How to Implement Data Observability
Implement data observability in 5 layers: dbt freshness + schema tests → Great Expectations suites → OpenLineage lineage tracking → SLO definitions per dataset → Prometheus + Grafana dashboards. The open-source stack covers all 5 observability pillars at zero license cost.
Add dbt Freshness & Schema Tests
Configure freshness thresholds and not_null/unique tests in schema.yml for your most critical tables. This is the lowest-effort, highest-value first step.
models/schema.yml
# dbt schema.yml — freshness + schema tests
models:
- name: orders
freshness:
warn_after: {count: 1, period: hour}
error_after: {count: 3, period: hour}
columns:
- name: order_id
tests: [not_null, unique]
Add Great Expectations Suites
Create expectation suites for volume bounds, value distributions, and business-rule checks. Run them as part of your Airflow DAG or as a post-dbt step.

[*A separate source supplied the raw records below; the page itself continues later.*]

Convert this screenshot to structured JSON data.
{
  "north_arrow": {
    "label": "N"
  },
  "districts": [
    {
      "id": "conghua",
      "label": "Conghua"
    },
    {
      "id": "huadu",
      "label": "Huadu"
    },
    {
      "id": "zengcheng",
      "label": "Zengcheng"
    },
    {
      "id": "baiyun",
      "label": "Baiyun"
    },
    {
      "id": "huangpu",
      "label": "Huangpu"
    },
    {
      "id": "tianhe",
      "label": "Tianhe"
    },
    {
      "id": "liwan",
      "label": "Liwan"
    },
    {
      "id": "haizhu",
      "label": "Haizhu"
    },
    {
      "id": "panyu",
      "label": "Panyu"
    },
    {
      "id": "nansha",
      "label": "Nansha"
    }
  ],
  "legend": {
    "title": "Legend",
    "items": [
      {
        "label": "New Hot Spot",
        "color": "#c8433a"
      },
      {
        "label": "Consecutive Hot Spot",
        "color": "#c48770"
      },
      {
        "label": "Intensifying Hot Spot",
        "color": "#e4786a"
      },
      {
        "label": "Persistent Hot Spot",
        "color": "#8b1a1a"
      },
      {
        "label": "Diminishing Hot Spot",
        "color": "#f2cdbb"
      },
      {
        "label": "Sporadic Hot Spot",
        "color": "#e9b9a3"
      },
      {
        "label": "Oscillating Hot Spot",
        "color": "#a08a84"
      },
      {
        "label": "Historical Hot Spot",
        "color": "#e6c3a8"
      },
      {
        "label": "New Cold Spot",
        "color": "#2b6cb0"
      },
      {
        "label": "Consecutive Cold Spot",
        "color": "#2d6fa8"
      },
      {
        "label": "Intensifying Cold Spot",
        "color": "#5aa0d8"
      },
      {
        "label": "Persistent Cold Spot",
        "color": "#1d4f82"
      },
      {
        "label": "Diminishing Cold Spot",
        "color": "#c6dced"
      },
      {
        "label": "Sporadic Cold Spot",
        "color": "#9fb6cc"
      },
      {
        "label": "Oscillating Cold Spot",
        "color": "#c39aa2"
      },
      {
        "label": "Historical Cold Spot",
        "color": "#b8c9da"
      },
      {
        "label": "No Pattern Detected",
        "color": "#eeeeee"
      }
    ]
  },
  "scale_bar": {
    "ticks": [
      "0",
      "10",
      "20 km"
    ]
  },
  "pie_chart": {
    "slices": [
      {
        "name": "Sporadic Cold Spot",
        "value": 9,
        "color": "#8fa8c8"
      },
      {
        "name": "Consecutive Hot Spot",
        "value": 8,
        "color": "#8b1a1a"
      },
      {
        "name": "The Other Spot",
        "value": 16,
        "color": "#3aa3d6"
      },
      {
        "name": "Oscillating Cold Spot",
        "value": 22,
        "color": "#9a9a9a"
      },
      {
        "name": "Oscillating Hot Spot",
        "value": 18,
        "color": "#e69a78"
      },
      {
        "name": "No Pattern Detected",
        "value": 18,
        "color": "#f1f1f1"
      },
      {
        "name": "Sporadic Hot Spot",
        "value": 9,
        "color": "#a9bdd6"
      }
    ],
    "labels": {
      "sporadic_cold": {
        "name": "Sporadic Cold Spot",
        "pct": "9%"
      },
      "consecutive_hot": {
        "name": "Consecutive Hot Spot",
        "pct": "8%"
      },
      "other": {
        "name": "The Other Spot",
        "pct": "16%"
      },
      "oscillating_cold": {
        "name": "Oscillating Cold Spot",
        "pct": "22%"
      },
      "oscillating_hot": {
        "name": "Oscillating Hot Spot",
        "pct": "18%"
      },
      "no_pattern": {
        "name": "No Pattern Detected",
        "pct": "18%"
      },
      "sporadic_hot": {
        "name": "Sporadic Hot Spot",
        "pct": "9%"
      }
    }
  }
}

expectations/orders_suite.py
import great_expectations as gx
context = gx.get_context()
validator = context.get_validator(...)
validator.expect_table_row_count_to_be_between(
min_value=1000, max_value=500000
)
validator.expect_column_values_to_not_be_null("order_id")

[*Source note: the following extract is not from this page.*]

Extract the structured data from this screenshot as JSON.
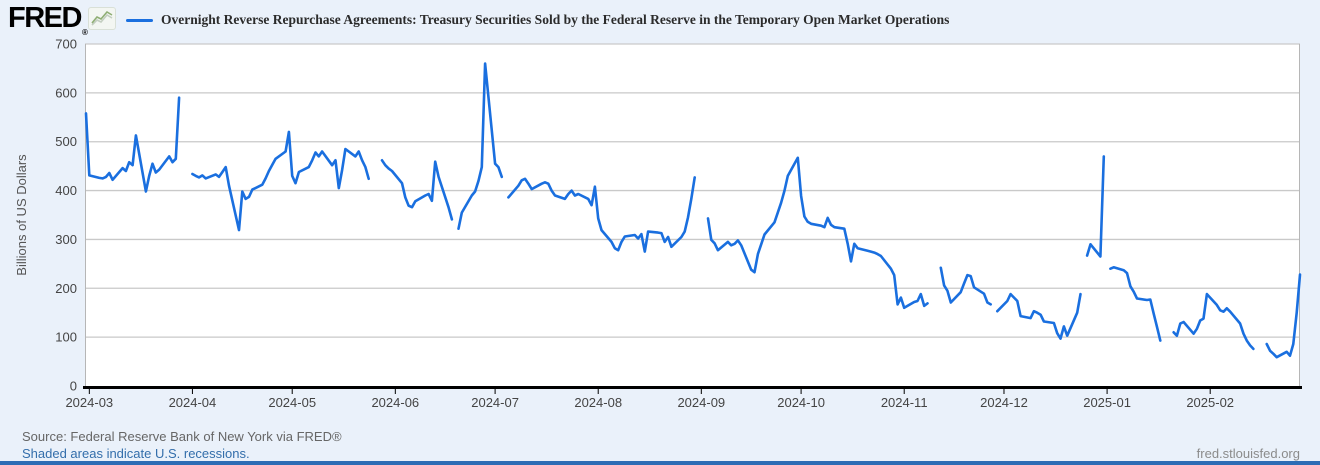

validator.save_expectation_suite()
Deploy OpenLineage for Lineage Tracking
Run Marquez (OpenLineage backend) in Docker, configure your dbt and Airflow integrations to emit lineage events, and validate the lineage graph appears after each run.
docker-compose.yml (Marquez)
# Start Marquez lineage backend
docker compose up marquez
# profiles.yml — add OpenLineage transport
openlineage:
transport:
type: http
url: http://localhost:5000
Define SLOs Per Dataset
Write YAML data contracts specifying freshness windows, row count bounds, owner, and SLA for each critical table. Enforce contracts in CI to block merges that violate them.
contracts/orders.yml
dataset: orders
owner: data-platform@company.com
slo:
freshness_hours: 1
min_rows: 1000
error_budget_percent: 99.5
alert_channel: "#data-on-call"
Build a Prometheus + Grafana Dashboard
Expose quality metrics (freshness age, row counts, SLO burn rate) via a Prometheus exporter, and visualize them in Grafana. This gives your team a single pane of glass for data health.
monitoring/exporter.py
from prometheus_client import Gauge
freshness_gauge = Gauge(
"data_table_freshness_hours",
"Hours since table last updated",
["table_name"]
)
def update_metrics():
for table, age in get_freshness_ages().items():
freshness_gauge.labels(table).set(age)
When to Implement Observability
- → You manage 20+ tables and manual checks aren't scaling
- → Stakeholders discover broken data before your team does
- → Root cause analysis after a pipeline failure takes more than 30 minutes
- → You're deploying ML models that depend on fresh, reliable feature data
Common Implementation Issues
Alert fatigue from day one
If you add monitoring before establishing baselines, every anomaly fires an alert. Run your pipeline for 2 weeks first, collect p95 volume and freshness stats, then set thresholds at p5/p95.
Lineage not emitting events
The most common cause: OpenLineage transport URL is wrong in profiles.yml, or dbt-openlineage package version doesn't match the Marquez API version. Check the Marquez logs first.
SLOs too strict to start
Start with error budgets set at 95% uptime, not 99.9%. Tighten as you understand real pipeline failure rates. A too-strict SLO burns all your error budget in the first week.
Skipping the lineage step
Freshness and volume monitoring tells you something is wrong. Without lineage, finding the root cause takes hours. Deploy OpenLineage at the same time as your first quality checks.
FAQ
- How do I implement data observability without expensive tooling?
- Use the open-source stack: dbt for pipeline-time quality checks, Great Expectations for expectation suites, OpenLineage + Marquez for lineage, and Prometheus + Grafana for dashboards. This covers all 5 pillars at zero license cost.
- What should I monitor first?
- Start with freshness on your highest-impact downstream tables — the ones feeding dashboards or ML models. Stale data is the most common and painful incident. Add volume monitoring next, then schema change alerts.
- How long does implementation take?
- A basic layer (dbt tests + Great Expectations + Prometheus metrics) can run in 1–2 days. A full production platform with OpenLineage, tiered SLOs, Grafana dashboards, and incident routing takes 2–4 weeks.